Hot damn! I had some gorgeous, fresh, looovely, baby Brussels sprouts from Sunday's farmers market and wanted to do something with them tonight. Roasted sprouts are always nice but it's getting to be that point in the winter season where I'm nearing fatigue with roasted veggies. I mean really, I've been roasting since Halloween. Anyway, I also didn't want to go the shaved sprout salad route because these babies were too pretty to do anything with except keep them whole. What about a fiery pan fry? A-ha.

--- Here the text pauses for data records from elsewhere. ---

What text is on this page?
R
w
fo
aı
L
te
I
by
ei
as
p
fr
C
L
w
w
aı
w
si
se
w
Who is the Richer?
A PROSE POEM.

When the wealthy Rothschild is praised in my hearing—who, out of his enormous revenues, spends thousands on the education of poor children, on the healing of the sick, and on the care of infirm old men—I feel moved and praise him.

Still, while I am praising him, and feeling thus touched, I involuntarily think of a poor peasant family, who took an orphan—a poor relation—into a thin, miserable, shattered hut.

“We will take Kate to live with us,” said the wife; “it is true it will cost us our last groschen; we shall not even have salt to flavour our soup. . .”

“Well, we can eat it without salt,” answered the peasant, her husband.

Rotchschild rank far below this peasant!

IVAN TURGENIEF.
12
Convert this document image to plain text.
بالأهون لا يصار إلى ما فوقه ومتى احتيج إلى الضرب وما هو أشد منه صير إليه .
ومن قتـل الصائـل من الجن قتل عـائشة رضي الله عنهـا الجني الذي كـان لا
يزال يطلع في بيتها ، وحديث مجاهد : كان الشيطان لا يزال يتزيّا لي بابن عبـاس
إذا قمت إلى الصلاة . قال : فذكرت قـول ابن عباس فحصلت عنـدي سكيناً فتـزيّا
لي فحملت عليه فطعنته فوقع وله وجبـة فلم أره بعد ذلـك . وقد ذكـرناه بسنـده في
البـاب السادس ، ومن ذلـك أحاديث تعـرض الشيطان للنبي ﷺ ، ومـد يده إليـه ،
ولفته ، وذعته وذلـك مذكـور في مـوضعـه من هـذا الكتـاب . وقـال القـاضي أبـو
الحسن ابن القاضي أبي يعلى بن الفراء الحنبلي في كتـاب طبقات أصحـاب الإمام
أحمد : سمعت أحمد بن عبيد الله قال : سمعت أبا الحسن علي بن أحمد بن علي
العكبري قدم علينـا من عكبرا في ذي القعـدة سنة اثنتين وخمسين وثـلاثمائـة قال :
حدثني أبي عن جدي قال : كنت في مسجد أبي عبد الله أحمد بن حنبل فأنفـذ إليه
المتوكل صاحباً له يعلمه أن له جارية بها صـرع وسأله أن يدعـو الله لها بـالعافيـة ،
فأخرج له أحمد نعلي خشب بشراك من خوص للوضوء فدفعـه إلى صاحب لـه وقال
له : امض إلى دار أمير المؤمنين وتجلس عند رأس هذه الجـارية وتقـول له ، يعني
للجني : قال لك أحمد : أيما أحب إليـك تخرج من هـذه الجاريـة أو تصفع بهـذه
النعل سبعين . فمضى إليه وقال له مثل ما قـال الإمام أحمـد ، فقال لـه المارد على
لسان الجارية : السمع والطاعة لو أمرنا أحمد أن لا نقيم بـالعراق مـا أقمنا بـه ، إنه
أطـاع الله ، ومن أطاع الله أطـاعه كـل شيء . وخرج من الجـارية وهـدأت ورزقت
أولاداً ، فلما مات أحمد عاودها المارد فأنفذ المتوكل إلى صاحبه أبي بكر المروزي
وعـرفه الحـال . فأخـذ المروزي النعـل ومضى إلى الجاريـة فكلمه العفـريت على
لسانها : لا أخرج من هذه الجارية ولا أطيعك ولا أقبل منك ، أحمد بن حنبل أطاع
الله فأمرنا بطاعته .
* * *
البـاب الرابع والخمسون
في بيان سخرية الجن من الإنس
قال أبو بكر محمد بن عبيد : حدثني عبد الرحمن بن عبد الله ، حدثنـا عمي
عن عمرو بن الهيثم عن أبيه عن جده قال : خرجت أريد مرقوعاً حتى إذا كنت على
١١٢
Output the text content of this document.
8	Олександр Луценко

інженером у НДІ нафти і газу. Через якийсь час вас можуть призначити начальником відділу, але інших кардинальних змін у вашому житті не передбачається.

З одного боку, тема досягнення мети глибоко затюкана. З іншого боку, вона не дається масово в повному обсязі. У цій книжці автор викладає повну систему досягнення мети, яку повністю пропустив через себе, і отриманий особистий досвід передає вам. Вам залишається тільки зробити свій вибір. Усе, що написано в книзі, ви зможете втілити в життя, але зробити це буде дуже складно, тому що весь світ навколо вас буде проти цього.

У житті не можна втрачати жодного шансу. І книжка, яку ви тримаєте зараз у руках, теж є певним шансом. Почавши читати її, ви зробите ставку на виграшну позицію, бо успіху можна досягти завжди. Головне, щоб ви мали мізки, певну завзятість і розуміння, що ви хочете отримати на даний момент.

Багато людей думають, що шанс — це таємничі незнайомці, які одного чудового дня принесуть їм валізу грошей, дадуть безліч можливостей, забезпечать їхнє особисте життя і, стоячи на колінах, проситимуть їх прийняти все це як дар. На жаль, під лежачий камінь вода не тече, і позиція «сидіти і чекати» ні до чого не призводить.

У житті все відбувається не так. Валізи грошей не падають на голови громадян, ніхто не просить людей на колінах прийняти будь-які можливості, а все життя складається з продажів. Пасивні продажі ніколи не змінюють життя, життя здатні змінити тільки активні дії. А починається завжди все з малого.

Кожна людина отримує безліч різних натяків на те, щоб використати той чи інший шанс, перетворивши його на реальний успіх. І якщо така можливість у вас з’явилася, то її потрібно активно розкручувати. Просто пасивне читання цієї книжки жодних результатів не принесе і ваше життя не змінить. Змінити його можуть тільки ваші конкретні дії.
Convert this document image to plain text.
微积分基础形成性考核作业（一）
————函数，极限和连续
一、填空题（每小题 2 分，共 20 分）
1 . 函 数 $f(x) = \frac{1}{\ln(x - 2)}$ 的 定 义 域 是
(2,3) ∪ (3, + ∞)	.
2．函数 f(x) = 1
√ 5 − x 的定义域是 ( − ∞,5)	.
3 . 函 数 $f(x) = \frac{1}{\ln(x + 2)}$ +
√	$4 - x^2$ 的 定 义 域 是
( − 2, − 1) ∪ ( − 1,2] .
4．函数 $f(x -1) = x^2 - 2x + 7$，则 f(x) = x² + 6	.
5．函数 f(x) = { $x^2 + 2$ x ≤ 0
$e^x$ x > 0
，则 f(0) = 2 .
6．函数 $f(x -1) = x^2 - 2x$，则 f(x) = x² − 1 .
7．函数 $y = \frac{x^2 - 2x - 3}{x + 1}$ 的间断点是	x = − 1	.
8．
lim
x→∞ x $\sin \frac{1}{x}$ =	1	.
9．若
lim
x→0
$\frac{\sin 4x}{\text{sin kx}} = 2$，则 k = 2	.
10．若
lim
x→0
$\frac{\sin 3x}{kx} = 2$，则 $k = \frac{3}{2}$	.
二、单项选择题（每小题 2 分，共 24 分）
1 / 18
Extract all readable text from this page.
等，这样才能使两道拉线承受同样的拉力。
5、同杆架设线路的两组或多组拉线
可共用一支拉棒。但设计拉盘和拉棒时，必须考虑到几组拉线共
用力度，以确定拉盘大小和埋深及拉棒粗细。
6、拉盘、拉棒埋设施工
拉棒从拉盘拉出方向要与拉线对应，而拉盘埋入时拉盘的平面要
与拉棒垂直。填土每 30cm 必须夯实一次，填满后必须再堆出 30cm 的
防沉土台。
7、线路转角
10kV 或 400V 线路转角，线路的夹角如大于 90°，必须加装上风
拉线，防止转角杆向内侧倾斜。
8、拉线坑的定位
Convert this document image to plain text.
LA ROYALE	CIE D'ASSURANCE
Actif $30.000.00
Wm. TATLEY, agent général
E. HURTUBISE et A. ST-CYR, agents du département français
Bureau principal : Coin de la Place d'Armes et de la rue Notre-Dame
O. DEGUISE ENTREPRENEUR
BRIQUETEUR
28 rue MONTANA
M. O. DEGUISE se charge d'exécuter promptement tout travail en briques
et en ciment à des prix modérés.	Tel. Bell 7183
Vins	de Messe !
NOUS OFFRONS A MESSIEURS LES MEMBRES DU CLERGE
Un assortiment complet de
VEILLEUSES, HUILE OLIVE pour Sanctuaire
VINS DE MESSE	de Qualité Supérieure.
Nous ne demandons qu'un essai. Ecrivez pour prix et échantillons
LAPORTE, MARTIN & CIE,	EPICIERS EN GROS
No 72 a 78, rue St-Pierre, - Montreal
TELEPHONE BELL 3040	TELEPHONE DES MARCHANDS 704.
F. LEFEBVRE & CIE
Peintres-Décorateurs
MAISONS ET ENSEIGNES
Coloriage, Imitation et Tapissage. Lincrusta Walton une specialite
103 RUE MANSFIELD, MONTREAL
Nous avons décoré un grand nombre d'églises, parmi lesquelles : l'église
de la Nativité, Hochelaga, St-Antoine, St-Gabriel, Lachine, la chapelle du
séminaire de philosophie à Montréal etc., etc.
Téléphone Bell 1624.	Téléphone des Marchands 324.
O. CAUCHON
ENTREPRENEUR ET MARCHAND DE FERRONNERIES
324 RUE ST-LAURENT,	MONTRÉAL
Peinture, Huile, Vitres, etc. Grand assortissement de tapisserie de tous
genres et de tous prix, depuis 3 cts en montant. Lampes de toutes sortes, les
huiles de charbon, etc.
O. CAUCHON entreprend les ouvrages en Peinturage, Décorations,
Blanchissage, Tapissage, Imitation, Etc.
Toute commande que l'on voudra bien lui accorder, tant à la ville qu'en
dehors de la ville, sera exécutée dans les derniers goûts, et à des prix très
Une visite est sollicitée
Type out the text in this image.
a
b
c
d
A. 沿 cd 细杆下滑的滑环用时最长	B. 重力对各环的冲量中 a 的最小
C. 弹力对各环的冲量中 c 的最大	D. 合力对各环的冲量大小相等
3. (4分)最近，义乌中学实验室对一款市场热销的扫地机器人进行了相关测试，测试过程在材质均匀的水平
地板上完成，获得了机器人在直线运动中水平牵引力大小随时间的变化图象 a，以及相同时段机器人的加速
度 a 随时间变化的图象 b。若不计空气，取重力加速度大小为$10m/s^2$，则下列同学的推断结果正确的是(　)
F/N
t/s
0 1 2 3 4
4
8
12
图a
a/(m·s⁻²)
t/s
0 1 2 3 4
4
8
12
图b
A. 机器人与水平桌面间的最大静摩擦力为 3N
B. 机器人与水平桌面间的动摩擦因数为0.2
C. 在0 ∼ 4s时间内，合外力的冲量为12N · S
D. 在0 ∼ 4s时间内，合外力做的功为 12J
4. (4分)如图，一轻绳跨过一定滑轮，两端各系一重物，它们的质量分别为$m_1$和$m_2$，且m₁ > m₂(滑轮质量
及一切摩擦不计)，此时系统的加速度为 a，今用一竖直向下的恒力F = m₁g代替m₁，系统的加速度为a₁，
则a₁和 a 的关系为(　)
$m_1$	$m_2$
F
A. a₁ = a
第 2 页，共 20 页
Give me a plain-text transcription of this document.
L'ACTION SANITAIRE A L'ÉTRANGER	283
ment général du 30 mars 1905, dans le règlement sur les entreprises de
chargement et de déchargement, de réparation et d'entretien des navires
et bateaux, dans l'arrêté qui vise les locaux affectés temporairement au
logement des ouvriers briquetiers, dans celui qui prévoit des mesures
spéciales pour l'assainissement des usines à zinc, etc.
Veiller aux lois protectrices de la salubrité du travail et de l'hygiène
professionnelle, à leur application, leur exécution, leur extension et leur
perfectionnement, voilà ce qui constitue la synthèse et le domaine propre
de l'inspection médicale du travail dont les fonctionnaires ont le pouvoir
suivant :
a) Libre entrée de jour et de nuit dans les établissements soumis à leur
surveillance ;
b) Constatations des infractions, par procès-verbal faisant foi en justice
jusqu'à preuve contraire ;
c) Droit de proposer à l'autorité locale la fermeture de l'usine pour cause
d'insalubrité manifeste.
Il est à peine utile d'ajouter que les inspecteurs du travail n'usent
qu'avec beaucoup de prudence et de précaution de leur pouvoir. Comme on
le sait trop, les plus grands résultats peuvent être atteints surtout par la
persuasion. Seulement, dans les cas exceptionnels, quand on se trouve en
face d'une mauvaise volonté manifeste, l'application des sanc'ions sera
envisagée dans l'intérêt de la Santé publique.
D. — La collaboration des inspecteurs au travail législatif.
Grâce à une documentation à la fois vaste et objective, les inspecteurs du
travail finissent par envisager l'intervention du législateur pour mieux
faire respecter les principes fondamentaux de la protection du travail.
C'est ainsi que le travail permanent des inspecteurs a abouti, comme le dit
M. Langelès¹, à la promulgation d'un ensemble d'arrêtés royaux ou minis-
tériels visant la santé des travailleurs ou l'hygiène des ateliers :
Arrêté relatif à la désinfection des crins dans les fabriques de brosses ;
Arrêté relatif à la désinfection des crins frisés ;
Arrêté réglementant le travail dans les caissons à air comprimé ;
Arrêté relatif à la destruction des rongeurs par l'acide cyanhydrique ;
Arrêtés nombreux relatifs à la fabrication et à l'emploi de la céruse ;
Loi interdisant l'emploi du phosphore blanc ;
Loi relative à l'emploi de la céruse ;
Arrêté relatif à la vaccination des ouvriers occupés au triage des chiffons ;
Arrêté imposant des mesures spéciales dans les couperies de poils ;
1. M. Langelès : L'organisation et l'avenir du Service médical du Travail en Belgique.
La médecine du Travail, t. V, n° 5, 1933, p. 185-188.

I will definitely post this recipe but in brief, I heated a few tablespoons of Spanish olive oil until quite hot, about 315° (I know this because my gadget-loving hubby has an infrared gun for this type of purpose). Into that I tossed 1/4 tsp black mustard seeds, 1/2 tsp crushed red pepper flakes and 1 very large clove of garlic which I'd slivered paper-thin. I let that fry for a minute or two and then threw in my Brussels sprouts for maybe 2 minutes, shaking the pan well throughout. Just before serving, I sprinkled liberally with Maldon and served them over thin blood orange slices. Heaven!
Presently, the sweet potatoes are, yes, roasting with garlic, honey, EVOO and Aleppo pepper, and I'm waiting for this rice pudding beauty to cool. And, almost best of all, it's just 7:40p! I will get to bed so early!